The process finishes with all people assigned in two cabins. This shows how sorting transforms an apparently unstructured pairing problem into a clean boundary process.

Example 2

Input:

n = 5, x = 6
weights = [3, 5, 2, 1, 4]

Sorted:

[1, 2, 3, 4, 5]
Step Left Right Pair Attempt Action Cabins
1 1 5 1 + 5 = 6 Pair 1
2 2 4 2 + 4 = 6 Pair 2
3 3 3 single Alone 3

This trace highlights the odd-length case where one person remains unpaired at the end, forcing a single occupancy cabin.

Complexity Analysis

Measure Complexity Explanation
Time O(n log n) Sorting dominates, two-pointer scan is linear
Space O(1) extra Only pointers and counters used beyond input storage

The solution easily fits within constraints for large inputs since sorting 200,000 elements is well within typical limits, and the linear scan is negligible compared to it.

Test Cases

import sys, io

def run(inp: str) -> str:
    sys.stdin = io.StringIO(inp)
    import sys as _sys
    from types import SimpleNamespace

    # re-run solution inline
    input = sys.stdin.readline

    n, x = map(int, input().split())
    a = list(map(int, input().split()))
    a.sort()

    l, r = 0, n - 1
    ans = 0

    while l <= r:
        ans += 1
        if l == r:
            break
        if a[l] + a[r] <= x:
            l += 1
            r -= 1
        else:
            r -= 1

    return str(ans)

# provided sample-style tests
assert run("4 10\n9 1 8 2\n") == "2"

# all fit individually
assert run("3 5\n4 4 4\n") == "3"

# all pairable
assert run("4 10\n1 2 3 4\n") == "2"

# alternating tight case
assert run("5 6\n3 5 2 1 4\n") == "3"

# single element
assert run("1 100\n42\n") == "1"
Test input Expected output What it validates
4 10 / 9 1 8 2 2 basic greedy pairing
3 5 / 4 4 4 3 no pairing possible
4 10 / 1 2 3 4 2 full pairing possible
5 6 / 3 5 2 1 4 3 mixed pairing + leftover
1 100 / 42 1 single element edge case

Edge Cases

One edge case is when only one person exists. After sorting, both pointers start at the same index. The algorithm immediately increments the cabin count once and exits when l == r, correctly returning 1.

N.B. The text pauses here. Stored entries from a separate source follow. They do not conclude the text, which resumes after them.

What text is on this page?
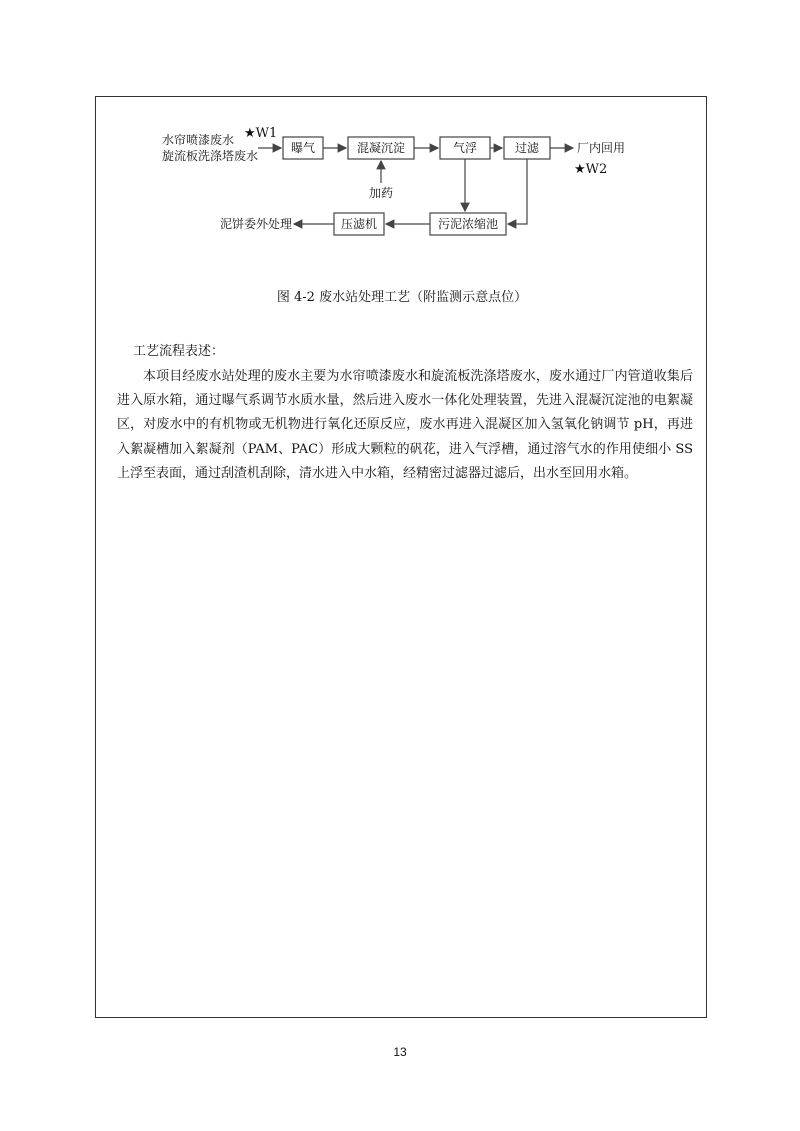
水帘喷漆废水
旋流板洗涤塔废水
★W1
曝气	混凝沉淀	气浮	过滤	厂内回用
★W2
加药
污泥浓缩池
压滤机
泥饼委外处理
图 4-2 废水站处理工艺（附监测示意点位）
工艺流程表述：

本项目经废水站处理的废水主要为水帘喷漆废水和旋流板洗涤塔废水，废水通过厂内管道收集后进入原水箱，通过曝气系调节水质水量，然后进入废水一体化处理装置，先进入混凝沉淀池的电絮凝区，对废水中的有机物或无机物进行氧化还原反应，废水再进入混凝区加入氢氧化钠调节 pH，再进入絮凝槽加入絮凝剂（PAM、PAC）形成大颗粒的矾花，进入气浮槽，通过溶气水的作用使细小 SS 上浮至表面，通过刮渣机刮除，清水进入中水箱，经精密过滤器过滤后，出水至回用水箱。

13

Another case is when all weights exceed half the limit, making all pairing impossible. The algorithm always fails the sum check and repeatedly decrements the right pointer, assigning each person alone. The result is exactly n cabins, which is correct because no valid pairs exist.

A final case is when all weights are very small, allowing full pairing. The algorithm always succeeds in pairing left and right pointers until they meet or cross, producing exactly ⌈n/2⌉ cabins.